The traditional radio industry, for instance, is facing a major threat from the top-down disruption of satellite radio.
- First, there are no commercials.
- Second, there’s a much broader menu of programming choices, from punk to bluegrass to swing.
- Third, anywhere lisening to the same station — no faded signals with distance.
- Fourth, the quality of the digital audio is higher than that of airwaves.
As is typical with top-down innovations, satellite radio costs customers.
Another recent top-down disruptive innovation - Apple Computer’s iPod - has shaken up the market for portable music players, until recently dominated by Sony. In the past,most popular portable devices held a limited number of songs and sold for fairly low prices as was seen with sony's walkman, portable CD players and the first wave of flash-memory-based MP3 players. The iPod was not an immediate mass-market hit.But Apple steadily introduced attractive new features while also driving the iPod’s price down with new models, such as the $249 iPod mini and the $99 flash-memory iPod shuffle. Such moves have enabled the company to expand its reach steadily into less demanding and more frugal market segments. Now both fashionable and more affordable, the iPod has captured the lion’s share of the market for portable music players — and fundamentally changed the way customers think about the products.
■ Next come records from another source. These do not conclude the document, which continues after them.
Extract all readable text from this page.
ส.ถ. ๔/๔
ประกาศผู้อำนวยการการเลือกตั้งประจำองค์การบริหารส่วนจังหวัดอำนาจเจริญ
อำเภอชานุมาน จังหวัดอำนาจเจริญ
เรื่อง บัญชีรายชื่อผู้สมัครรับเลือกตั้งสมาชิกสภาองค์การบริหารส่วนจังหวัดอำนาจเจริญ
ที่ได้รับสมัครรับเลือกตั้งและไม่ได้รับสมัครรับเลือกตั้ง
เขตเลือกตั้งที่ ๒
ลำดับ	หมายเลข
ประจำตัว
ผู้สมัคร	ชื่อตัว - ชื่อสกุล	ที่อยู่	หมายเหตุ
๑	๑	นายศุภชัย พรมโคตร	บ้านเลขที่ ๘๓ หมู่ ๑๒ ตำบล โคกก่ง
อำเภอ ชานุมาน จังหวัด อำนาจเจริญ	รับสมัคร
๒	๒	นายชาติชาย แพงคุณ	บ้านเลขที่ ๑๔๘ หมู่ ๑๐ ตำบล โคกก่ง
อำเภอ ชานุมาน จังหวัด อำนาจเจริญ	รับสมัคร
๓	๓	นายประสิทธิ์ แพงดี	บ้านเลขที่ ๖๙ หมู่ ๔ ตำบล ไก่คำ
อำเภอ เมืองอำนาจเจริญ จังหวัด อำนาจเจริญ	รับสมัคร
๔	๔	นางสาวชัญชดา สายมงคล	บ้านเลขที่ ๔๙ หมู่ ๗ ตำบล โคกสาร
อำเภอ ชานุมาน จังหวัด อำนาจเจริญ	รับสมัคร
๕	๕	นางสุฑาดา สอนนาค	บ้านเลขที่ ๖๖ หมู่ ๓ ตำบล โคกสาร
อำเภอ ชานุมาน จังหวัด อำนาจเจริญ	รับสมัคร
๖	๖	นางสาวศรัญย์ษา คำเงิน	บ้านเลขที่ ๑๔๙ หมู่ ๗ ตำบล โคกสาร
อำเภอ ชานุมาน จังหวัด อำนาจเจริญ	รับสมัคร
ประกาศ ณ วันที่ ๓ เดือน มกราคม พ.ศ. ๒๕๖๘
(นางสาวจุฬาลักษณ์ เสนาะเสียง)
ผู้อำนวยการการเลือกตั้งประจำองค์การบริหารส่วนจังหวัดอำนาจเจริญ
Clearly, entrepreneurs and other new entrants have advantages in instigating top-down disruptions. With less baggage and fewer internal conflicts, they can often act more quickly, more creatively, and with greater focus. The playing field, in short, is much more level for top-down disruptions than for bottom-up ones. Simply by recognizing that disruptive innovations can take two very different forms, managers will expand their options, both defensive and offensive. As a result, they’ll be more likely to lead their companies successfully through tumultuous times. Way to protect yourself incumbents : look both up and down - it is not easy to ignore either and hope to be successful.